Sunday, April 30, 2023 -- 6:14 PMSounds like what's wanted is
Sounds like what's wanted is a consciousness-model which can apply across diverse species. Understanding a scientific model as a kind of fiction which is systematic and discussed as informative for non-fictional objects which are to be explained, in an article from 2008* Godfrey-Smith distinguishes between three types of applications of such models to objects: mathematical, metaphysical, and deflationary (or what might be called "replacing"). The first consists of abstract objects, the second of uninstantiated universals (as e.g. Plato's Ideas), and the third embodies the models which are independent objects and come to be governed by their own rules instead of those of the entities to be explained, (hence Godfrey-Smith's term "deflationary"), referring to the decrease in informative value.
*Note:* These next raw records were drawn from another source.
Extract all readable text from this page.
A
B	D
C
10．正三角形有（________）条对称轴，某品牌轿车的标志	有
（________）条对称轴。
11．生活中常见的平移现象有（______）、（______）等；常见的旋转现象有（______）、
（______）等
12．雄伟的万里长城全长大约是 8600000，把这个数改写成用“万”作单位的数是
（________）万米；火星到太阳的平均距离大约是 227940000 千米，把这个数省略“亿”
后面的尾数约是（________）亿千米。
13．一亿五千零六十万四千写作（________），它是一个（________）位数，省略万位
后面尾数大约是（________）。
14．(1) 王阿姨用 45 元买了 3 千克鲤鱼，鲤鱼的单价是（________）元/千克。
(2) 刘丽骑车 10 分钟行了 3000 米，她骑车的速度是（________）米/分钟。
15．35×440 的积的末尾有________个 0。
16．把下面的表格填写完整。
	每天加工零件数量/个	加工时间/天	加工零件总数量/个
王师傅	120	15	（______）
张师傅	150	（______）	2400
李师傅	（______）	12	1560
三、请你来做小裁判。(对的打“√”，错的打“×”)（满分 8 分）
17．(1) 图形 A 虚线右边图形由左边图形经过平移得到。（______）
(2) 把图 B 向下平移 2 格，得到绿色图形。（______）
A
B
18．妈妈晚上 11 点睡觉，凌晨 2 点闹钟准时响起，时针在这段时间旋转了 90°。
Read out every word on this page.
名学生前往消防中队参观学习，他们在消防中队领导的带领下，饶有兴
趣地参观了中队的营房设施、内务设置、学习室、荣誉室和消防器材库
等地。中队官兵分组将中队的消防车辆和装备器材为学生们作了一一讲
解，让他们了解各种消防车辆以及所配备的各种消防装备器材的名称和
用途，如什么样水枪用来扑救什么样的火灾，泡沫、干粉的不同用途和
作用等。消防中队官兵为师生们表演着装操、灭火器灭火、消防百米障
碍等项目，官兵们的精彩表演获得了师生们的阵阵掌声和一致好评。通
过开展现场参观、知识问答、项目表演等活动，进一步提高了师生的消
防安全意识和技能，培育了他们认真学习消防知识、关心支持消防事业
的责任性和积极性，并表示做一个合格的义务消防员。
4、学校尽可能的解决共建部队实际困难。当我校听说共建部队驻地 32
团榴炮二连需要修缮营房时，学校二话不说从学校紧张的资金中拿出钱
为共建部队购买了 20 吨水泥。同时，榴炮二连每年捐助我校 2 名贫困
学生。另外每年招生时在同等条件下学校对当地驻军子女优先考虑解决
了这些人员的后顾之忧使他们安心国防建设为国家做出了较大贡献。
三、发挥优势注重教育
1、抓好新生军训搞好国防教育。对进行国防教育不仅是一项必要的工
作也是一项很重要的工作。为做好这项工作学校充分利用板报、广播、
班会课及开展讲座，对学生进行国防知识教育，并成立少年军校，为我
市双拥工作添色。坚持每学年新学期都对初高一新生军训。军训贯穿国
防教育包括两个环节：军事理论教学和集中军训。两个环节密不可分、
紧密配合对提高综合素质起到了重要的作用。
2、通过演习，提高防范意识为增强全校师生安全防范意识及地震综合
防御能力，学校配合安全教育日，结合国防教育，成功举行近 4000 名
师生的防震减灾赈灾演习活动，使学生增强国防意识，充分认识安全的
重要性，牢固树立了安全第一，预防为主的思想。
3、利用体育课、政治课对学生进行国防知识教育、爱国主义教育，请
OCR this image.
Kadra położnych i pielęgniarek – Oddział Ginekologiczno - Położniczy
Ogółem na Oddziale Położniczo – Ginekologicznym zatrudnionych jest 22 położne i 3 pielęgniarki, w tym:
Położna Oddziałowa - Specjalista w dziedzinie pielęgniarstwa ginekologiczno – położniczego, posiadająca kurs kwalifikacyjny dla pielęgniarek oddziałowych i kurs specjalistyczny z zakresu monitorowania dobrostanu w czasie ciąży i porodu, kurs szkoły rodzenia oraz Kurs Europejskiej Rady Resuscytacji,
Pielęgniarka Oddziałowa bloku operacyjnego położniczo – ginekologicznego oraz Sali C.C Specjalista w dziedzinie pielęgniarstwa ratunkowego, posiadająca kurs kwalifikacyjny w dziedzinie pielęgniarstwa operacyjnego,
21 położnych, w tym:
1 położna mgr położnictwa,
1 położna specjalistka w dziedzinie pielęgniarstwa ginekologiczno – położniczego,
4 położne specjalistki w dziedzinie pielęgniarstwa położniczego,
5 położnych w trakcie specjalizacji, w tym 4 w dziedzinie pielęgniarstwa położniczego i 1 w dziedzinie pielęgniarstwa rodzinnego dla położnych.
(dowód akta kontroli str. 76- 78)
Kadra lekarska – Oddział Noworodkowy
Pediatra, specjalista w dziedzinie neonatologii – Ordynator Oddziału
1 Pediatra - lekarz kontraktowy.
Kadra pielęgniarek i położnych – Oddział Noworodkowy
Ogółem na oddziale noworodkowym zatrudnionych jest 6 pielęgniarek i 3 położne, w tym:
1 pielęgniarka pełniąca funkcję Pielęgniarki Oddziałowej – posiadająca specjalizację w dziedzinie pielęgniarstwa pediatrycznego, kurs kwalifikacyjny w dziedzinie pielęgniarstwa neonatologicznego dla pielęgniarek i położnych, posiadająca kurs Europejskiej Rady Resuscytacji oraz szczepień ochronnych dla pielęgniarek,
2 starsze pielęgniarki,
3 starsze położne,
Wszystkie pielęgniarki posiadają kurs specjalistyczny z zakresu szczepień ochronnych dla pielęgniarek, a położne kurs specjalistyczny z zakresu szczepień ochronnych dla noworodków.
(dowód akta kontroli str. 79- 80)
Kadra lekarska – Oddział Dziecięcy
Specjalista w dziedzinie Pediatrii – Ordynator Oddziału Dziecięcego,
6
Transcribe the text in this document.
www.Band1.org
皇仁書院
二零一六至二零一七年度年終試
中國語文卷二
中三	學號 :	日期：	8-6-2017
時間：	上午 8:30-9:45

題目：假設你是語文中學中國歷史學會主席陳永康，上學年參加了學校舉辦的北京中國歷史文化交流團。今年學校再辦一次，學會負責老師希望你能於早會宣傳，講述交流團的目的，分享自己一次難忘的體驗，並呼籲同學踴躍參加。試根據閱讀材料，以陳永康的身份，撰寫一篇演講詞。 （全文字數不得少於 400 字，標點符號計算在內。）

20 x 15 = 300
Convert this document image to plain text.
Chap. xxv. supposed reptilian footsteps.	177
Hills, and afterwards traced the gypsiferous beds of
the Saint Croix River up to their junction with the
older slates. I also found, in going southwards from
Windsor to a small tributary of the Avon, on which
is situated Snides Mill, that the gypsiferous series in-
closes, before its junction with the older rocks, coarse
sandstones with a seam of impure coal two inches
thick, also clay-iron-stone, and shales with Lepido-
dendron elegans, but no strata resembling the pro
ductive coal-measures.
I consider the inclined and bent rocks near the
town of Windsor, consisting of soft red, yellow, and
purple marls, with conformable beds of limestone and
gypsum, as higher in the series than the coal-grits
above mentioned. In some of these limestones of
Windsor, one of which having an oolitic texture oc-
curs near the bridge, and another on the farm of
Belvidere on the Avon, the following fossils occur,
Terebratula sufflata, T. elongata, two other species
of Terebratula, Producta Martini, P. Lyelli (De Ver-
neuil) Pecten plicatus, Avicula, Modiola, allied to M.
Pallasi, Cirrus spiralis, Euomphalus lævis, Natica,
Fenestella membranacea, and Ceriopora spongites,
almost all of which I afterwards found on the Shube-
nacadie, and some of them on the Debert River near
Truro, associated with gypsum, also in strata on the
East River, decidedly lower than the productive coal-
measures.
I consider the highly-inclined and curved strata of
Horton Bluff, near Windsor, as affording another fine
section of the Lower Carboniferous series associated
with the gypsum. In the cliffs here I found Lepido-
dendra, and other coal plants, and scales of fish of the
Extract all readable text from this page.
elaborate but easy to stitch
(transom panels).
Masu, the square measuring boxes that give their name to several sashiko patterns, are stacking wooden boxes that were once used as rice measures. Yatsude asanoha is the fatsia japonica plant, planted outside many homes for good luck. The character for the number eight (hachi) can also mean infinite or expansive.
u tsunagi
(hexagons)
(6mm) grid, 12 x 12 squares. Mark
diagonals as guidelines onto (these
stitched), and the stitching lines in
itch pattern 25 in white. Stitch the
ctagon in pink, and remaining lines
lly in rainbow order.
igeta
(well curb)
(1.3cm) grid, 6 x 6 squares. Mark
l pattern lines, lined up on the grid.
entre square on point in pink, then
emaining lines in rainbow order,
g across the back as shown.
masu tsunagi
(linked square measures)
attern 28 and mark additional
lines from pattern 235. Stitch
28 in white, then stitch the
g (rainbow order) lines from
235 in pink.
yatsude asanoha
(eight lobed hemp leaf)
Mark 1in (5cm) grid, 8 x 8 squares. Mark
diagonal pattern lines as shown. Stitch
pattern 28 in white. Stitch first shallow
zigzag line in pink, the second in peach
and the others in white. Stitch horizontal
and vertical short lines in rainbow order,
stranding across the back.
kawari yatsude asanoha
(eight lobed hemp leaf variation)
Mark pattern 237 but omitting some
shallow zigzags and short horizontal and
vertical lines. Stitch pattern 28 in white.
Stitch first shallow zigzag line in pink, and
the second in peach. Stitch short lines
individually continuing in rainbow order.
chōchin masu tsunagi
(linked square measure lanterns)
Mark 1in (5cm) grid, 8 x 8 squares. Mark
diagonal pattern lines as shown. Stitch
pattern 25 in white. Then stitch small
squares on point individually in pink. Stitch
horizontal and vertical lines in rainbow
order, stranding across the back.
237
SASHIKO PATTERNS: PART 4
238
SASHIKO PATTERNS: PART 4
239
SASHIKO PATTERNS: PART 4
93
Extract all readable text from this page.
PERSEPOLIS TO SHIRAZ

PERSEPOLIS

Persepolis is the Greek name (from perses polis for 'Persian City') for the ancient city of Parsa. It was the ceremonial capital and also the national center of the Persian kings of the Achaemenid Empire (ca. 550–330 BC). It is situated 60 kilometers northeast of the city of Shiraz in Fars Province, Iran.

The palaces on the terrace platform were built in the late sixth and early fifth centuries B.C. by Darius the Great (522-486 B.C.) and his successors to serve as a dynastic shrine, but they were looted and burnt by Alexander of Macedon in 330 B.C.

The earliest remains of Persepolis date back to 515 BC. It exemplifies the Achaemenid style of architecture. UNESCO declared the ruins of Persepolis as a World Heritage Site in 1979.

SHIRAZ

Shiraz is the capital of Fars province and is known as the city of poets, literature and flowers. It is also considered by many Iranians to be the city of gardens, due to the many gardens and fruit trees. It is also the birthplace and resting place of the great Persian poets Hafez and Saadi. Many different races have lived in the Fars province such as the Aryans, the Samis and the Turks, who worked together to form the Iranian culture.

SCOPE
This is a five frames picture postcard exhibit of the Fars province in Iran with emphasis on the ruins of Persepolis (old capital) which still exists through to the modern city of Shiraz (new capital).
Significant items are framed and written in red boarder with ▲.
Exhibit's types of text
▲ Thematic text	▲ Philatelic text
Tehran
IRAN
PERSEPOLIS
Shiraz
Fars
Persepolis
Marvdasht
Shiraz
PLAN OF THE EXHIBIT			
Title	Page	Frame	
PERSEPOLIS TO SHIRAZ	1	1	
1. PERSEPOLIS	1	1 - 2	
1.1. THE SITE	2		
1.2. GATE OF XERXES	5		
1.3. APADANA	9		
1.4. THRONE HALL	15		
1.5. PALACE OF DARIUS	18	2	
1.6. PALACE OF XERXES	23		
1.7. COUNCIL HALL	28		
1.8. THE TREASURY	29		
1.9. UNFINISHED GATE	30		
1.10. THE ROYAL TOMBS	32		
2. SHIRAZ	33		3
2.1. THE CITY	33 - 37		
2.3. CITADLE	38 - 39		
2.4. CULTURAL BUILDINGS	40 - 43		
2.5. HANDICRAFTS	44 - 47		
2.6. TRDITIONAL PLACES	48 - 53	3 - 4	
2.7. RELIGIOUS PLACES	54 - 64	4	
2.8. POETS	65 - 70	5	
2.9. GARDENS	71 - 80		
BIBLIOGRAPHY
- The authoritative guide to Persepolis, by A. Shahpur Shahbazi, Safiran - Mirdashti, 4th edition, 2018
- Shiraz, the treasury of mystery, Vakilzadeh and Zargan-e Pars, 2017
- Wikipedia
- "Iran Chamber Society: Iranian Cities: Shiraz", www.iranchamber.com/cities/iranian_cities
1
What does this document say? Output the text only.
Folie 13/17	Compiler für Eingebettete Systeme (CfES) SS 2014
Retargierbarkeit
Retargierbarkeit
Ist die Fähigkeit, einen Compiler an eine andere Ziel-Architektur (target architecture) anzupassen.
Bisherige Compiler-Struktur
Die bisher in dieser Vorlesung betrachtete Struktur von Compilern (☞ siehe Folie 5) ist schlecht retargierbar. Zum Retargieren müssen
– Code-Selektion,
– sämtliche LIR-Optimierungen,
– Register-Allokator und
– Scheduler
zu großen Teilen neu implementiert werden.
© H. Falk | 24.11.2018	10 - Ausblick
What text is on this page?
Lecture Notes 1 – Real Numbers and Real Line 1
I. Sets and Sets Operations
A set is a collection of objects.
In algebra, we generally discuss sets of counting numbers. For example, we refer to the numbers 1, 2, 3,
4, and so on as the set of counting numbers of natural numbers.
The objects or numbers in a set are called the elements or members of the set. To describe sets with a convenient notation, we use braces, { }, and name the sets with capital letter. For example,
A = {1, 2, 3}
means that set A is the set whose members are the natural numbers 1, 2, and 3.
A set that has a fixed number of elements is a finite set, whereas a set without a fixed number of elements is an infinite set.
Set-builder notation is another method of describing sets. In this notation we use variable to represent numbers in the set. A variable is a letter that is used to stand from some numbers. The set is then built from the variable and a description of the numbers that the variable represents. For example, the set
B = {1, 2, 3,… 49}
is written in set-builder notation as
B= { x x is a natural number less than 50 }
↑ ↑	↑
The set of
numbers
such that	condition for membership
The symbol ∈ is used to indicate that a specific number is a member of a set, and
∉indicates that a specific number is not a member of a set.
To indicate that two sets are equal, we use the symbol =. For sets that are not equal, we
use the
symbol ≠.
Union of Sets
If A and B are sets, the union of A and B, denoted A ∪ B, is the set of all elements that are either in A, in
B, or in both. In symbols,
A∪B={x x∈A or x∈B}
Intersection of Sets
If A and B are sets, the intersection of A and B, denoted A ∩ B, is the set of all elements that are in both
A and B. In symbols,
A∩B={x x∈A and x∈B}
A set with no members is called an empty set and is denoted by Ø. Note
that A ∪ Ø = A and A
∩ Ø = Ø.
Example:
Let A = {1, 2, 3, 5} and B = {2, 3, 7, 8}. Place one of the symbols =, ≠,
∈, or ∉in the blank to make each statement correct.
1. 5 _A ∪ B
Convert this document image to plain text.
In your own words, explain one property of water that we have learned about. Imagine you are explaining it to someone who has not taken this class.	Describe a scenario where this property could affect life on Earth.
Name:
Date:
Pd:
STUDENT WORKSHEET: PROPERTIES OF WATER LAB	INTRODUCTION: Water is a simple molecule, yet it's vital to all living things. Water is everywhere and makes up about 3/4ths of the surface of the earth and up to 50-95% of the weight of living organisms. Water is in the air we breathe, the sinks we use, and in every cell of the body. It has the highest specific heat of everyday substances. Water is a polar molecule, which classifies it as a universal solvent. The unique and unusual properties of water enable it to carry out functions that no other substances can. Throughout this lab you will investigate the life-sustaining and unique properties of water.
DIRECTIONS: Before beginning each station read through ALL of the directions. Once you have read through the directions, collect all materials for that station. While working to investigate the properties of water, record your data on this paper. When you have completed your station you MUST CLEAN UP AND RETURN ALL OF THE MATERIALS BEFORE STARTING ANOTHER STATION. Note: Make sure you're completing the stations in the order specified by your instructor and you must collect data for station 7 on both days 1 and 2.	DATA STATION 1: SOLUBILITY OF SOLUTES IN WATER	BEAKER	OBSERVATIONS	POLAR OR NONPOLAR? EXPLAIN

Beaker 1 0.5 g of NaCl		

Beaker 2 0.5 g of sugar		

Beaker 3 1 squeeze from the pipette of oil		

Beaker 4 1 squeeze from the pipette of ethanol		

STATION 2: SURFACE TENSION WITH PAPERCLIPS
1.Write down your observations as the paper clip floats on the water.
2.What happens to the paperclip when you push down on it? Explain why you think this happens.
Computer-modeling can be seen to be of this latter variety. When talking about application of models of consciousness to different zoological species it is the second kind, the metaphysical, which appears to my mind as the most appropriate. This is because all that one can confirm by experience of the phenomenon of consciousness is what concerns one's own, the cause of which remains hypothetical. For this reason any invariant cause could not be instantiated by its occurrence in another creature, since it could only be confirmed by its experience, not by the researcher's. In this way Harold's "thinking cephalopods" could be shown to exist without having to specify all the details of the model of its cause. Is that at least somewhat plausible?
*Peter Godfrey-Smith, "Models and Fictions in Science", Philosophical Studies 143 (2009): pp. 101-116.